News der Woche: Erfurter Hundeausstellung wegen Ausschluss von Qualzuchten abgesagt

Erfurt – Die internationale Rassehundeausstellung, die jetzt im Mai in Erfurt hätte stattfinden sollen, wurde abgesagt. Grund dafür sind Auflagen der Veterinärämter: Sie schließen Hunde mit Qualzuchtmerkmalen, wie beispielsweise zu kurzen Schnauzen, von der Messe aus. Bereits in den vergangenen zwei Jahren führten strengere Vorgaben zu weniger Teilnehmer*innen: Während in Hochphasen bis zu 2.000 Hunde täglich ausgestellt worden seien, wurden im Jahr 2023 nur rund 600 Hunde pro Tag auf der Messe präsentiert, berichtete Dirk Topel vom Verband für das Deutsche Hundewesen (VDH) gegenüber dem MDR. Der VDH Landesverband Thüringen organisiert die Veranstaltung, die bislang zwanzig Mal abgehalten wurde. Dort zeigen Züchter*innen und Halter*innen normalerweise ihre Hunde ein Wochenende lang dem Publikum und machen bei Wettbewerben mit. Der Website des Landesverbandes zufolge soll es die Messe 2025 wieder geben. Laut Topel weichen die Veranstalter*innen notfalls auf einen anderen Ort aus. Die Erfurter Behörden sind mit ihrer Entscheidung der Tierschutz-Hundeverordnung nachgekommen, die 2022 erneuert wurde. Seither ist die Ausstellung von Hunden, die erblich bedingt von Schmerzen, Leiden oder Schäden betroffen sind, verboten. Was als Qualzucht gilt, ist allerdings nicht einheitlich geregelt. Die Veterinärämter gehen je nach Region unterschiedlich gegen das Ausstellen von Qualzüchtungen vor. Einige Züchter*innen nutzen die unterschiedliche Handhabung aus und organisieren in anderen Landkreisen, wenn sie im ersten Zuständigkeitsgebiet nicht ausstellen dürfen.

Lebenslanges Leid

Der Deutsche Tierschutzbund begrüßt, dass die Rassehundeausstellung wegen der Vorgaben zu Qualzuchtmerkmalen ausfällt. „Das Leid der betroffenen Hunde aufgrund der Schönheitsideale von Menschen darf nicht länger unkritisch dargestellt, normalisiert oder sogar beschönigt werden – schon gar nicht auf einer Veranstaltung, die etliche Besucher*innen zur Unterhaltung anzieht“, sagt Lisa Hoth-Zimak, Referentin für Heimtiere beim Deutschen Tierschutzbund.
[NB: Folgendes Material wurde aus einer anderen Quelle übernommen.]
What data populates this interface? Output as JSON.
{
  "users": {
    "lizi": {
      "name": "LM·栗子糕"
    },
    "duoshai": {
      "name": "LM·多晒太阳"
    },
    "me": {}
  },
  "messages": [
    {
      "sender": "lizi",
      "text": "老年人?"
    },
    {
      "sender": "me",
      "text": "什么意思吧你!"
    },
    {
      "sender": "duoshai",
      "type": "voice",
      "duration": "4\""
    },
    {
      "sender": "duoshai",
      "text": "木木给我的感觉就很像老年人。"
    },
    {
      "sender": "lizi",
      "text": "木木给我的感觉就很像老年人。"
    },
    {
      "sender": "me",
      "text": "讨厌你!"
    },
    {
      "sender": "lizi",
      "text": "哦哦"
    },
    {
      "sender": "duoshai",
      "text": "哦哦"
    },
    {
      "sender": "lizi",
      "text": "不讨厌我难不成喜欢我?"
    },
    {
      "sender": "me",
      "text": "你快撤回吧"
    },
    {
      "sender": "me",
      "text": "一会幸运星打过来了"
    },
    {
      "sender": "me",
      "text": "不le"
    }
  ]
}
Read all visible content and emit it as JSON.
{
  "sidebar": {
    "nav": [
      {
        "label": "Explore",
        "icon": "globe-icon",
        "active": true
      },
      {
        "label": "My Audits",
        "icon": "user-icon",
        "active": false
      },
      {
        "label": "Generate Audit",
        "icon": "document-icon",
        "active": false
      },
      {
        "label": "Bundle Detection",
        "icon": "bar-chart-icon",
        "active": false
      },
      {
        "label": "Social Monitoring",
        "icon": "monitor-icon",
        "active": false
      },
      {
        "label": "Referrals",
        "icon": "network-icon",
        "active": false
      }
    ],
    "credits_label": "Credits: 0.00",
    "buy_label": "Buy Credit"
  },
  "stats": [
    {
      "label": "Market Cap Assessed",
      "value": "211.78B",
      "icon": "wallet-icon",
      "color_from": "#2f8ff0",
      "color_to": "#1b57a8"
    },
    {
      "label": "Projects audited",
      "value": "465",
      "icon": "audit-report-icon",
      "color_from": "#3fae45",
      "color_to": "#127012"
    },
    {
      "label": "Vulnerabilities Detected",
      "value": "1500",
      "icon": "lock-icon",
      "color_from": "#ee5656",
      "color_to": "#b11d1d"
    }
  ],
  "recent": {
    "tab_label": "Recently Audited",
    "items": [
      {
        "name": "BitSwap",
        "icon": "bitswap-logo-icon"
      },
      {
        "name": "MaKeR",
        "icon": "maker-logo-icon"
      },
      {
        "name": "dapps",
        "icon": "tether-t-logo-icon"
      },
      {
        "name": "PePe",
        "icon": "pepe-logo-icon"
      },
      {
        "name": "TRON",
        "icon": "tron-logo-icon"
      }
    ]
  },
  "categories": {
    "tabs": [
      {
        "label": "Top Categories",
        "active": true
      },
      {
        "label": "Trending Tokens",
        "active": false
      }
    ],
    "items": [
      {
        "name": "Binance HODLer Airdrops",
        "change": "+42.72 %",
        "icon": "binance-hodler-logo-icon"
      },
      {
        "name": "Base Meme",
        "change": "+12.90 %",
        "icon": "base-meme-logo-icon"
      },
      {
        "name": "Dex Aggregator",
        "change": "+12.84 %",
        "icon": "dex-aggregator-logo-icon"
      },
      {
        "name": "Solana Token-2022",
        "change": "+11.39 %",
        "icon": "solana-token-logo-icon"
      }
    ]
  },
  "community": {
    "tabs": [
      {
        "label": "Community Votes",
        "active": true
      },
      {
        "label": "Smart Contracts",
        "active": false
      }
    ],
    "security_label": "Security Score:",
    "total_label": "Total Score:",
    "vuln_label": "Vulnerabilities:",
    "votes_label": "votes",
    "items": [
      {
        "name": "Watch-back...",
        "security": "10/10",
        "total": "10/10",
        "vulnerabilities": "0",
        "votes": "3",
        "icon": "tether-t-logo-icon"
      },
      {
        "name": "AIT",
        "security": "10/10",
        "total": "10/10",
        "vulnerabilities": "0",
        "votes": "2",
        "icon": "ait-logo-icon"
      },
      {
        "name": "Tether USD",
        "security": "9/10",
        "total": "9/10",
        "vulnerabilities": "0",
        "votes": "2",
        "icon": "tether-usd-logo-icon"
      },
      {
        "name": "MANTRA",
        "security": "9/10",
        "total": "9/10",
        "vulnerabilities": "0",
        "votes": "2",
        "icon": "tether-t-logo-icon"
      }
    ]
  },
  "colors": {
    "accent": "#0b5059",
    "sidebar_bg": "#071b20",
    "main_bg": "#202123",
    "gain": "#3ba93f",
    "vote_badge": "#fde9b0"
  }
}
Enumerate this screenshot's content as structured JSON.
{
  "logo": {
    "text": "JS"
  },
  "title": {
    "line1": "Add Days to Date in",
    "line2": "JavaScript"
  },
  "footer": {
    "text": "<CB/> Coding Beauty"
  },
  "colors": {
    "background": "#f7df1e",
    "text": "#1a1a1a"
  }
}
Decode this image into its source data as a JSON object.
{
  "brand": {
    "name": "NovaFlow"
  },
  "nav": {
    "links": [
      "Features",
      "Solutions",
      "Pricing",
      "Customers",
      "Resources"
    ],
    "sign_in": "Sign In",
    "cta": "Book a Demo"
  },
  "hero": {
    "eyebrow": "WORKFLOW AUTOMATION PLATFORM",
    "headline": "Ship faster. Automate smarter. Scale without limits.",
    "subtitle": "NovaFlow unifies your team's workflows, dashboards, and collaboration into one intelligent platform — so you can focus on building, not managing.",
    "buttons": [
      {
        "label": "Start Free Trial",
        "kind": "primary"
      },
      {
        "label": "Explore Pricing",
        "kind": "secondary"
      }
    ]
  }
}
Qualzuchten leiden ein Leben lang, da bestimmte optische Merkmale zu Extremformen gezüchtet wurden. Diese verursachen körperliche Beschwerden. Kurzköpfige Hunde wie der Mops oder Französische Bulldoggen haben zum Beispiel oftmals mit Haut-, Ohren- und Augenproblemen, Kiefer- und Zahnfehlstellungen sowie Atemnot zu kämpfen. „Da vielen Personen das vermeintlich süße Aussehen von Qualzuchtrassen gefällt, bleibt die Nachfrage hoch, sodass Züchter*innen solche Tiere immer weiter vermehren“, so die Expertin.

Überarbeitung des Qualzuchtparagraphen

Zwar sind Qualzuchten theoretisch bereits heute verboten, jedoch sind diese nur sehr vage definiert. Daher ist es schwierig, Qualzuchten rechtlich zu verfolgen. Der Deutsche Tierschutzbund hat einen Entwurf einer Qualzuchtverordnung erstellt, der zeigt, wie diese bestenfalls aussehen sollte. Fortschritte sind in Sicht: Der aktuelle Entwurf der Bundesregierung für ein neues Tierschutzgesetz sieht vor, den Qualzuchtparagraphen zu konkretisieren, indem Beispiele wie Atemnot genannt werden sollen. Zudem soll es ein Verbot der Zurschaustellung von Qualzuchten aller Tierarten sowie ein Verbot für Werbungen mit Qualzüchtungen geben. Unabhängig von der Qualzuchtthematik, bedeuten solche Veranstaltungen wie in Erfurt puren Stress für die Tiere. Aus Tierschutzsicht ist es unerlässlich, derartige Messen, die hunderte bis tausende Hunde auf engem Raum wie Objekte ausstellt und anhand ihrer Optik bewertet, ausnahmslos zu beenden.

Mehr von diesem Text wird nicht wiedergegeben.